Saut mengakui, adanya kekhawatiran pembahasan tindak pidana korupsi dalam KUHP bisa melemahkan Undang-Undang KPK. "Jaminannya apa agar tak terjadi pelemahan?" ujar Saut. Menurut Saut, pemberantasan korupsi harus mempertimbangkan efektivitas, efisiensi, dan efek jera.
Baca: Jaksa Agung Khawatir KUHP Bikin Korupsi Tak Istimewa Lagi
Ia pun berpendapat agar ada perbaikan Undang-Undang Pemberantasan Tindak Pidana Korupsi untuk memperkuat pemberantasan korupsi. "UU Pemberantasan Tipikor saja diperbaiki dulu," tutur Saut.
Setelah diperbaiki, barulah ada pembahasan atas usul memasukkan Konvensi Antikorupsi PBB, memperdagangkan pengaruh, dan korupsi sektor swasta. Ia berkukuh tindak pidana korupsi tak dimasukkan dalam KUHP. "Produknya kalau mau efisien itu harus dikeluarkan dari KUHP," katanya.
Hari ini, Panitia Kerja KUHP membahas revisi KUHP. Namun pembahasannya ditunda. Ketua Panitia Kerja KUHP Benny K. Harman menyatakan penundaan dilakukan lantaran tak terpenuhinya kuorum anggota Panja.

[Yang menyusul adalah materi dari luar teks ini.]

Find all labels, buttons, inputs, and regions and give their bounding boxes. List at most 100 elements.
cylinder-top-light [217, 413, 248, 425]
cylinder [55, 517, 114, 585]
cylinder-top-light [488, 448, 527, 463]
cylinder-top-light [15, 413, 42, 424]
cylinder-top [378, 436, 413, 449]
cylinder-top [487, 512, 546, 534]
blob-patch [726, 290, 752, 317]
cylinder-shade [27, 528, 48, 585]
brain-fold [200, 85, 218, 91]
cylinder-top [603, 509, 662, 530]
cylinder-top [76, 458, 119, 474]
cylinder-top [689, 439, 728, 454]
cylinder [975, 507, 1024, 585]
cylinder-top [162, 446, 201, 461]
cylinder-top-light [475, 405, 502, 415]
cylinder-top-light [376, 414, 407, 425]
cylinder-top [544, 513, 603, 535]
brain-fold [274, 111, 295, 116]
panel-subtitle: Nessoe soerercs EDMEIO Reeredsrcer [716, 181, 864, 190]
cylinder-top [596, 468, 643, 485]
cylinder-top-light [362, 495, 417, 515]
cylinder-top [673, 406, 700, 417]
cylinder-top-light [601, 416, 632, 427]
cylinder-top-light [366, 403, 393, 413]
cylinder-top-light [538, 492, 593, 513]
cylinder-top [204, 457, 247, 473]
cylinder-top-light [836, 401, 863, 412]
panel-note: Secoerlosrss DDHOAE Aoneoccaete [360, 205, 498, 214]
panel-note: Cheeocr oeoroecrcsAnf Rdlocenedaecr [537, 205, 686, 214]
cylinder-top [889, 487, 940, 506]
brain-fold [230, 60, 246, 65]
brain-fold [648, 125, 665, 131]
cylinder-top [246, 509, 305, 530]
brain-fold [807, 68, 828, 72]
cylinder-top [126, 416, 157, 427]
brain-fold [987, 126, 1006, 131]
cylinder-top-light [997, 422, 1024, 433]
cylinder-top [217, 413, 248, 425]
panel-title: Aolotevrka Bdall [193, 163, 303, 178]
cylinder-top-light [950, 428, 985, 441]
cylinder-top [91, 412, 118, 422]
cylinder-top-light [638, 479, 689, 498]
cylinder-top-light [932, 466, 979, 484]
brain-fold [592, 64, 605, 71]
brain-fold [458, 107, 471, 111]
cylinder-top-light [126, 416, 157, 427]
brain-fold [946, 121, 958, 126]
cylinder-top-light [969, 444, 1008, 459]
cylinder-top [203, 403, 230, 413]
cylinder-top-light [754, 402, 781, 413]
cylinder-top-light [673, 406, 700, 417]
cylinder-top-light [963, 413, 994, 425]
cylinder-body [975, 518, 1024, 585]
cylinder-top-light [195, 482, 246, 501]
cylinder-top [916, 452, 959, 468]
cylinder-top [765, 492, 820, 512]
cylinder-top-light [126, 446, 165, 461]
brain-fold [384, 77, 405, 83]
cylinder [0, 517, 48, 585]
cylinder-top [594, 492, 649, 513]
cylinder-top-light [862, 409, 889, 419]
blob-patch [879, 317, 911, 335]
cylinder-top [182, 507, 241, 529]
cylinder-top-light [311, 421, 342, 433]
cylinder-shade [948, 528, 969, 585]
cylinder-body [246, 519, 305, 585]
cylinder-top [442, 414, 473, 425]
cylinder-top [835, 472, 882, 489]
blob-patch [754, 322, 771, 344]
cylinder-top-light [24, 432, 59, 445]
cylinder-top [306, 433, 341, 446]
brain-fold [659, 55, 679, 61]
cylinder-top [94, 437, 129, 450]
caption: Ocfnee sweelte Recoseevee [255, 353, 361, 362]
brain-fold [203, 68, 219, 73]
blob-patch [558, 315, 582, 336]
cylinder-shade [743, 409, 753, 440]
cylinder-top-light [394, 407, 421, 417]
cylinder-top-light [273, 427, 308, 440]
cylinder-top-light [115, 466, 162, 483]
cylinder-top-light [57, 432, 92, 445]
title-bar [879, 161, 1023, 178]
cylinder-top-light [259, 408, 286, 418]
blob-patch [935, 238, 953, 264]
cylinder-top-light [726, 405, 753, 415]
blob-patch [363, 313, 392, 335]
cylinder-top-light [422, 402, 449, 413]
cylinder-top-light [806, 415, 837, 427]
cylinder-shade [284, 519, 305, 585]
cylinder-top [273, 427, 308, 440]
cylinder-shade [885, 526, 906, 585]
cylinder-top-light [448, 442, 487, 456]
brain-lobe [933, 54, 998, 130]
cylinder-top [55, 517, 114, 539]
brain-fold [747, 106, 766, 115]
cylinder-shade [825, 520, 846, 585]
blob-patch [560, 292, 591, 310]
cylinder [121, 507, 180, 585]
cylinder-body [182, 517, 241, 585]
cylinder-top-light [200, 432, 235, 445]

Baca: Mengapa KPK Kukuh Tolak RUU KUHP?
Kepala Badan Pembinaan Hukum Nasional Kementerian Hukum dan Hak Asasi Manusia Enny Nurbaningsih berujar, pemerintah telah menyelesaikan rancangan untuk mengatur pola tindak pidana khusus, seperti narkotik dan korupsi. Ia menjamin pola yang diatur untuk memperkuat lembaga.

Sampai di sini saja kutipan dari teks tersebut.